Os ingredientes utilizados na COP30 têm origem no tradicional Mercado Ver-o-Peso, onde Saulo seleciona pessoalmente pescados, frutas e ervas que compõem seus pratos. É também nesse mercado que ele adquire o filhote, peixe que considera essencial em sua cozinha.
Gastronomia como expressão cultural e diplomática
Nascido e criado às margens do rio, Saulo Jennings carrega consigo uma filosofia de vida que reflete em seu trabalho: "A gente aprendeu que tudo que era bom vinha do rio", relembra sobre sua infância.
Essa mesma crença o motiva a servir pratos regionais para lideranças internacionais sem qualquer receio. "Isso é alta gastronomia. Isso é gastronomia internacional. Isso é cultura alimentar", defende com paixão.

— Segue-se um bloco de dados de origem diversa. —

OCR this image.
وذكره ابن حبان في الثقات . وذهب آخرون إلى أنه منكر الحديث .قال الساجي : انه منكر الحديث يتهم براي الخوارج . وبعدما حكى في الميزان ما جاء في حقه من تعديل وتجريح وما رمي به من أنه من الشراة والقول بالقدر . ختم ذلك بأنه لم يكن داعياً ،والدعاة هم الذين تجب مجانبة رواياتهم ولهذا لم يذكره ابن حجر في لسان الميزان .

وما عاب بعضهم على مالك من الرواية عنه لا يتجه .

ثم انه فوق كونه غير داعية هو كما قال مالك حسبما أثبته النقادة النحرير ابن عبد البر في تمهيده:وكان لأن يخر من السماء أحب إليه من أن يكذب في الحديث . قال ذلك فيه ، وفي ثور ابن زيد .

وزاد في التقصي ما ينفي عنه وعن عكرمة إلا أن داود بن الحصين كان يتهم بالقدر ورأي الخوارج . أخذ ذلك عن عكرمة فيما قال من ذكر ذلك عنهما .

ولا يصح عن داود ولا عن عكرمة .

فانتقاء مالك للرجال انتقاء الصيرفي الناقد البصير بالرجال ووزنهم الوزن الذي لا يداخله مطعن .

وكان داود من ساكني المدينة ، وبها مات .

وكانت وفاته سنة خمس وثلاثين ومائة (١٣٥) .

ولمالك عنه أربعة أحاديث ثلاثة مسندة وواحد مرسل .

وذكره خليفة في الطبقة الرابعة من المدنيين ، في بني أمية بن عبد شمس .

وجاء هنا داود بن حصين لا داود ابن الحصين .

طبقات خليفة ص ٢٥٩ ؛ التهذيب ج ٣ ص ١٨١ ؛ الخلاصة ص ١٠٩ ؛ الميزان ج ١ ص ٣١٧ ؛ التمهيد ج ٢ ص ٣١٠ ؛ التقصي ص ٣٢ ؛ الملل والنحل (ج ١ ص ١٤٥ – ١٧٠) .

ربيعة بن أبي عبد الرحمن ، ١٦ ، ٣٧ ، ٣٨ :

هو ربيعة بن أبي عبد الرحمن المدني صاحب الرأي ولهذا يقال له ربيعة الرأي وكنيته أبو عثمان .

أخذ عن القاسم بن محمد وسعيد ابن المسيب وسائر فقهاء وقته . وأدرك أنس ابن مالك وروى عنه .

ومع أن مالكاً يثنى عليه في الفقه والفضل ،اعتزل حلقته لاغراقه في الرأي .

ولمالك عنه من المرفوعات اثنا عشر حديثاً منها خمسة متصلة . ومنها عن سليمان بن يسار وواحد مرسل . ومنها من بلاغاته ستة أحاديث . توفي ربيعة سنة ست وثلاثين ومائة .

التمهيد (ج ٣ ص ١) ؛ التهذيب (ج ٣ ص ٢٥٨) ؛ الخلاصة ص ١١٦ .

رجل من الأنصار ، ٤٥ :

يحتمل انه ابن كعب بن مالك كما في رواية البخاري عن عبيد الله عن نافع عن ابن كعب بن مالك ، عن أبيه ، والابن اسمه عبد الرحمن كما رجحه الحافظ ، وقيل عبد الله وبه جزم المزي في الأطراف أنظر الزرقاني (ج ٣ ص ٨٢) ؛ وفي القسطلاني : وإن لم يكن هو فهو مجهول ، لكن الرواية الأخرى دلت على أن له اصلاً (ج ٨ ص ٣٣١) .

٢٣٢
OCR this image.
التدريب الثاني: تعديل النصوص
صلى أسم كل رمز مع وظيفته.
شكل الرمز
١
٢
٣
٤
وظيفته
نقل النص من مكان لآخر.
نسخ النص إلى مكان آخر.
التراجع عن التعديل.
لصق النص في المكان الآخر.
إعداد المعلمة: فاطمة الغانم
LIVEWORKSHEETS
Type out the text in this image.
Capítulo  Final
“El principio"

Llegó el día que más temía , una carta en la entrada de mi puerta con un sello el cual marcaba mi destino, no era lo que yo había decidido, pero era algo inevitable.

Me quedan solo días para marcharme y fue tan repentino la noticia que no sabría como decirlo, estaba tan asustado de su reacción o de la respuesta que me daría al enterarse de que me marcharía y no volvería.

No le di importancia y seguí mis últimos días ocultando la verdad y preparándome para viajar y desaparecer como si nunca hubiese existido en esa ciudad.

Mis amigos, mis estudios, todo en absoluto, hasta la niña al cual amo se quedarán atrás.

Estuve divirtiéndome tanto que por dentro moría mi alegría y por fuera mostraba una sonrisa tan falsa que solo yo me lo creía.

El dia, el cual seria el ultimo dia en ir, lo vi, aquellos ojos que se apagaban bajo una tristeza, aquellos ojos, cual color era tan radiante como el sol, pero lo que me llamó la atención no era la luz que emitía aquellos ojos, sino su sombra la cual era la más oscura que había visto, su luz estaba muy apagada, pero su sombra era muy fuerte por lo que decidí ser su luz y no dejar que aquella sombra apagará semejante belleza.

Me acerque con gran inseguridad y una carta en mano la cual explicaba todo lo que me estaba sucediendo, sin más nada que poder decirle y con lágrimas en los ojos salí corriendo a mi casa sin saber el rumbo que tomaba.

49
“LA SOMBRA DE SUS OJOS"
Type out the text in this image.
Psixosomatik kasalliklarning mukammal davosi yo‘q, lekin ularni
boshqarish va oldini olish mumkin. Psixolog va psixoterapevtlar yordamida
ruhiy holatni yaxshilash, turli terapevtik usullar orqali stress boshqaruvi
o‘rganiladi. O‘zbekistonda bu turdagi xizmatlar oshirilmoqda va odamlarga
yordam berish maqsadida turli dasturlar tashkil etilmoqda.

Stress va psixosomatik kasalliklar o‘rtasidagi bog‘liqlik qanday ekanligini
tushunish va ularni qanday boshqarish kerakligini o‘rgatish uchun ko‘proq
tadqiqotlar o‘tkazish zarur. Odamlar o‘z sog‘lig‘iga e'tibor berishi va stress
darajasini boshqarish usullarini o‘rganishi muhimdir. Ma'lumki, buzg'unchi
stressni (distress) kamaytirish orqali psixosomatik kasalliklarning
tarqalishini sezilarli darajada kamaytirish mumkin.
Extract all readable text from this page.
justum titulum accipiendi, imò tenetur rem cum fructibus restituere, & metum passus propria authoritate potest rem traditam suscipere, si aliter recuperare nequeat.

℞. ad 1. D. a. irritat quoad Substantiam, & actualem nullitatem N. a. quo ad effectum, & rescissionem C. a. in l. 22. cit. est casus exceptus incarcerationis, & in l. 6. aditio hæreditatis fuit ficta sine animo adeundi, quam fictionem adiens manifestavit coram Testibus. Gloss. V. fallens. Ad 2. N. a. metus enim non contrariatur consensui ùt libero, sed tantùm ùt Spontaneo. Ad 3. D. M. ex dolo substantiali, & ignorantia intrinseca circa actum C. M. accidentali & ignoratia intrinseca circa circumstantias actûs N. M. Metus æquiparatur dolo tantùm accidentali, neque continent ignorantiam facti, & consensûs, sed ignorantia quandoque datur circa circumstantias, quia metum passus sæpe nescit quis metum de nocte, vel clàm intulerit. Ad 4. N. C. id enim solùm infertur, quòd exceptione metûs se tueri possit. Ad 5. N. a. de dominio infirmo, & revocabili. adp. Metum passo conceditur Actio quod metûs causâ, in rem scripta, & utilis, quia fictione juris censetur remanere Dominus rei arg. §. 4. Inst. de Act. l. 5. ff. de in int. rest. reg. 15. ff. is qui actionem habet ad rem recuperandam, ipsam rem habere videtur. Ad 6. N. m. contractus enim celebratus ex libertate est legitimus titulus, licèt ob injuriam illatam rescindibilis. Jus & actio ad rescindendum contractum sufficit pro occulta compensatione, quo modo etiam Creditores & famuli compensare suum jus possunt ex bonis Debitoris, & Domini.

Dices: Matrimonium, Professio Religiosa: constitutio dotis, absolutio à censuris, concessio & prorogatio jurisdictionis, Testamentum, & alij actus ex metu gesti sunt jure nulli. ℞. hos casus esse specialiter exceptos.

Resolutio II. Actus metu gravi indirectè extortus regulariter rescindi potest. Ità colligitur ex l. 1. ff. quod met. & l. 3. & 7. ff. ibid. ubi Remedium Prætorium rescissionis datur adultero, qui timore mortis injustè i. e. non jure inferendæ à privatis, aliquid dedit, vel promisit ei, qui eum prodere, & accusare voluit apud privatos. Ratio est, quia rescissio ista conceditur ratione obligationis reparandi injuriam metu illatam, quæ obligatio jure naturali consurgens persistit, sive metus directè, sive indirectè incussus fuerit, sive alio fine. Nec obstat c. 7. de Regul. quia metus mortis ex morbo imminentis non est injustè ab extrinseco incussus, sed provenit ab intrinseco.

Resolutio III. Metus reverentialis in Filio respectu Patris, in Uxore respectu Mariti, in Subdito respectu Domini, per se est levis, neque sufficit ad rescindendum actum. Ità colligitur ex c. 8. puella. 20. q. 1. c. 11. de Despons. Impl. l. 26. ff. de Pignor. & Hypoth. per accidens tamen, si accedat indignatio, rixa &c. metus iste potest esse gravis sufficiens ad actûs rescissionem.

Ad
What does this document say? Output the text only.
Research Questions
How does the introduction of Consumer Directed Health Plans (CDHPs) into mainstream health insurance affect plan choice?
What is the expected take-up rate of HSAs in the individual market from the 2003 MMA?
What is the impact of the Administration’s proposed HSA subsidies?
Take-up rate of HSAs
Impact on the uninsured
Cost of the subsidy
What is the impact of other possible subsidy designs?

Nos bastidores da COP30, as panelas do chef foram amplamente aprovadas. Quem provou, raspou o prato, demonstrando o sucesso da empreitada gastronômica.
O reconhecimento da culinária como ferramenta diplomática
A comitiva brasileira enxerga a culinária como parte fundamental da imagem do país no exterior. Aloizio Mercadante, presidente do BNDES, reforçou essa visão: "Eu sempre falei, né, que eu acho que a comida brasileira tinha que realmente chegar a um nível de ser uma comida gastrodiplomática".
Para Mercadante, é através da comida que muitas pessoas constroem suas lembranças e percepções sobre um país, destacando a importância estratégica da gastronomia nas relações internacionais.
A humildade e o conhecimento profundo sobre seus ingredientes marcam a trajetória de Saulo Jennings, que brinca sobre suas habilidades: "Eu brinco que cozinhar, eu até posso saber pouco. Mas eu sei muito sobre os ingredientes que eu uso". Uma filosofia que está conquistando paladares e corações na COP30.